19. Representative organization of employees
According to the Labor Code 2012, representative organization of employees means (i) the executive committee of the grassroots-level trade union or (ii) the executive committee of the immediate higher-level trade union in a non-unionized enterprise.
However, according to the Labor Code 2019, besides the grassroots-level trade unions, the new law has supplemented ” internal employee organization” which is the representative organization of employees. These two (02) organizations are equal in their rights and obligations in protecting the legitimate rights and interests of employees in labor relations. The internal employee organization is established and operates independently of the grassroots-level trade unions. This provision contributes to promoting and improving the efficiency of representation, protecting the rights and interests of employees in labor relations, in accordance with ILO Conventions, creating favorable conditions for international integration process.
Also according to the Labor Code 2019, the immediate higher-level trade union will no longer be the representative organization of employees as of 01 January 2021.
However, there is one issue that, if an enterprise has formed a grassroots-level trade union pursuant to the Labor Code 2012, would the employees in these enterprises have the right to establish “the internal employee organization”? If there are conflicts between the two labor representative organizations, how would such conflicts be resolved? These are issues that need to be specified in order to be applied in practice to maximize the benefits of employees.
20. Female employees who are pregnant or raising children shall be given priority to execute new employment contract
In addition to the previous forms of maternity protection for female employees, such as not working at night, overtime, going on a long-distance working trips when they are in the seventh month of pregnancy or raising children under 12 months of age, etc., pursuant to the Labor Code 2019, female employees are also entitled to an additional benefit, which is the priority to execute new employment contract in case their current employment contract expires during their pregnancy or the period of raising children under 12 months of age.
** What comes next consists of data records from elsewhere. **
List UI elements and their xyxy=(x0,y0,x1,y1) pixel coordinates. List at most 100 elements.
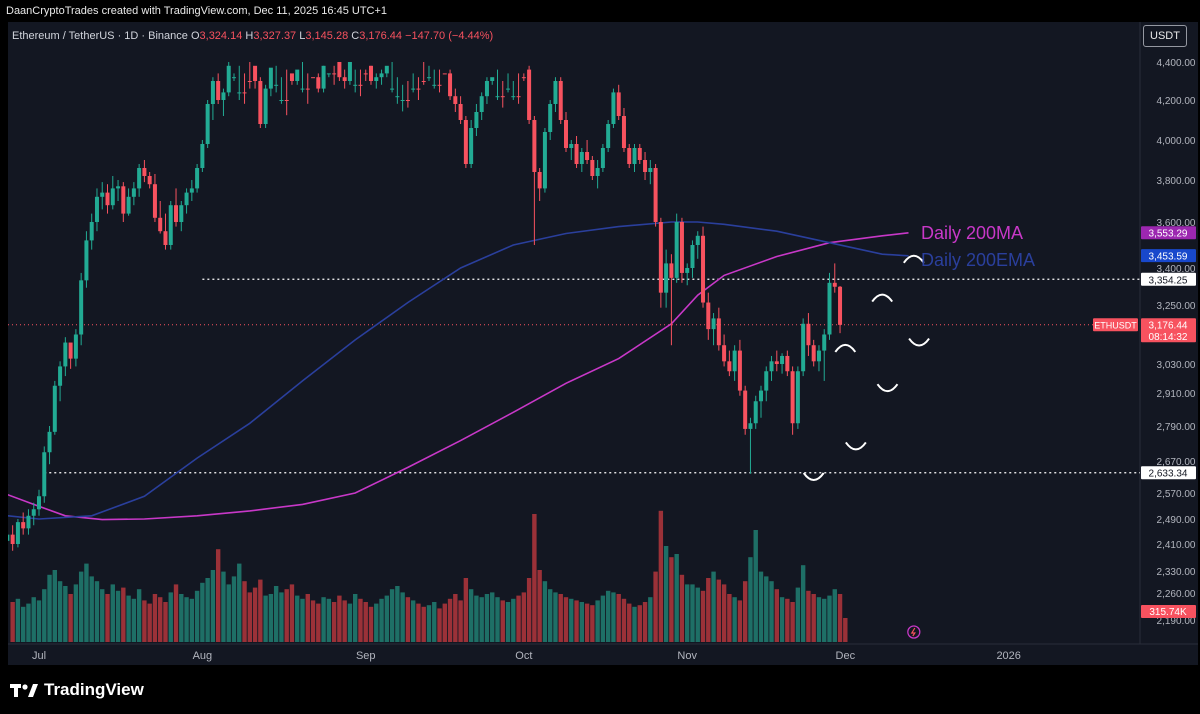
chart-panel[interactable]: Daily 200MA Daily 200EMA 4,400.00 4,200.00 4… xyxy=(8,22,1198,665)
y-tick-label: 2,570.00 xyxy=(1157,489,1196,500)
x-axis-label: Nov xyxy=(677,650,697,662)
candle-body xyxy=(205,104,210,144)
candle-body xyxy=(84,240,89,281)
candle-body xyxy=(643,160,648,172)
y-tick-label: 3,030.00 xyxy=(1157,360,1196,371)
volume-bar xyxy=(463,578,469,642)
candle-body xyxy=(174,205,179,222)
volume-bar xyxy=(695,587,700,642)
candle-body xyxy=(632,148,637,164)
candle-body xyxy=(437,84,442,86)
volume-bar xyxy=(215,549,221,642)
tradingview-logo[interactable]: TradingView xyxy=(10,680,144,700)
candle-body xyxy=(711,318,716,330)
volume-bar xyxy=(231,576,237,642)
price-tag-box xyxy=(1141,226,1196,240)
candle-body xyxy=(764,371,769,391)
candle-body xyxy=(226,65,231,93)
volume-bar xyxy=(511,598,516,642)
candle-body xyxy=(21,522,26,529)
volume-bar xyxy=(279,592,284,642)
lightning-icon xyxy=(907,625,921,639)
candle-body xyxy=(358,84,363,86)
candle-body xyxy=(137,168,142,189)
candle-body xyxy=(131,188,136,197)
candle-body xyxy=(827,282,832,335)
candle-body xyxy=(627,148,632,164)
volume-bar xyxy=(20,606,26,642)
candle-body xyxy=(474,112,479,128)
candle-body xyxy=(611,92,616,124)
volume-bar xyxy=(78,571,84,642)
volume-bar xyxy=(142,600,147,642)
volume-bar xyxy=(126,595,131,642)
price-tag-label: 3,176.44 xyxy=(1149,321,1188,332)
candle-body xyxy=(780,355,785,364)
volume-bar xyxy=(437,608,442,642)
ohlc-legend: Ethereum / TetherUS · 1D · Binance O3,32… xyxy=(12,30,493,42)
volume-bar xyxy=(621,598,627,642)
y-tick-label: 3,250.00 xyxy=(1157,301,1196,312)
candle-body xyxy=(184,192,189,206)
candle-body xyxy=(516,96,521,98)
candle-body xyxy=(263,88,268,124)
volume-bar xyxy=(790,602,795,642)
candle-body xyxy=(648,168,653,172)
candle-body xyxy=(558,81,563,120)
candle-body xyxy=(695,235,700,245)
candle-body xyxy=(600,148,605,168)
volume-bar xyxy=(616,594,621,642)
volume-bar xyxy=(484,594,490,642)
candle-body xyxy=(105,192,110,206)
volume-bar xyxy=(453,594,458,642)
volume-bar xyxy=(500,600,505,642)
candle-body xyxy=(152,184,157,218)
price-tag-label: 3,553.29 xyxy=(1149,229,1188,240)
volume-bar xyxy=(611,592,616,642)
volume-bar xyxy=(785,598,790,642)
volume-bar xyxy=(563,597,569,642)
price-tag-box xyxy=(1141,272,1196,286)
candle-body xyxy=(484,81,489,97)
price-chart[interactable]: Daily 200MA Daily 200EMA 4,400.00 4,200.00 4… xyxy=(8,22,1198,665)
symbol-name: Ethereum / TetherUS · 1D · Binance xyxy=(12,30,188,42)
volume-bar xyxy=(26,603,31,642)
x-axis-label: Jul xyxy=(32,650,46,662)
candle-body xyxy=(674,222,679,278)
volume-bar xyxy=(105,594,110,642)
volume-bar xyxy=(579,602,585,642)
y-tick-label: 2,410.00 xyxy=(1157,540,1196,551)
candle-body xyxy=(342,77,347,81)
volume-bar xyxy=(832,589,837,642)
x-axis-label: Oct xyxy=(515,650,532,662)
volume-bar xyxy=(57,581,63,642)
volume-bar xyxy=(136,589,142,642)
candle-body xyxy=(353,84,358,86)
symbol-tag-label: ETHUSDT xyxy=(1094,321,1137,331)
candle-body xyxy=(79,280,84,335)
x-axis-label: Sep xyxy=(356,650,376,662)
volume-bar xyxy=(31,597,36,642)
daily-200ma-line xyxy=(8,232,909,521)
volume-bar xyxy=(816,597,822,642)
candle-body xyxy=(537,172,542,189)
candle-body xyxy=(664,263,669,293)
volume-bar xyxy=(353,594,358,642)
close-label: C xyxy=(351,30,360,42)
volume-bar xyxy=(706,578,711,642)
candle-body xyxy=(347,62,352,81)
volume-bar xyxy=(405,597,411,642)
volume-bar xyxy=(758,571,764,642)
currency-button[interactable]: USDT xyxy=(1143,25,1187,47)
candle-body xyxy=(790,371,795,424)
y-tick-label: 2,910.00 xyxy=(1157,389,1196,400)
candle-body xyxy=(479,96,484,112)
candle-body xyxy=(690,245,695,268)
volume-bar xyxy=(669,557,674,642)
candle-body xyxy=(564,120,568,148)
candle-body xyxy=(506,88,511,90)
candle-body xyxy=(210,81,215,104)
candle-body xyxy=(801,323,806,372)
volume-bar xyxy=(837,594,843,642)
volume-bar xyxy=(179,594,184,642)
With this, it can be seen that the rights of female employees are much more guaranteed.
21. Settlement of labor disputes
The Labor Code 2019 has supplement labor arbitration council as a competent body to settle individual labor disputes, in addition to the labor mediator and the people’s court as previously prescribed.
For collective labor disputes, the Labor Code 2019 has removed the competence of the chairpersons of district-level People’s Committees and the People’s Court, whereby only the labor mediator and the labor arbitration council have competence to settle such dispute.
From the above fundamental analysis, it can be seen that the Labor Code 2019 marked a great development step in bringing our country’s labor laws, step by step, closer to the international standards; basically harmonizing the rights of both employees and employers; partly addressing the inadequacies and problems in the labor relations that the current labor law has yet to achieve; thereby contributing to building a solid legal foundation to promote future socio-economic development.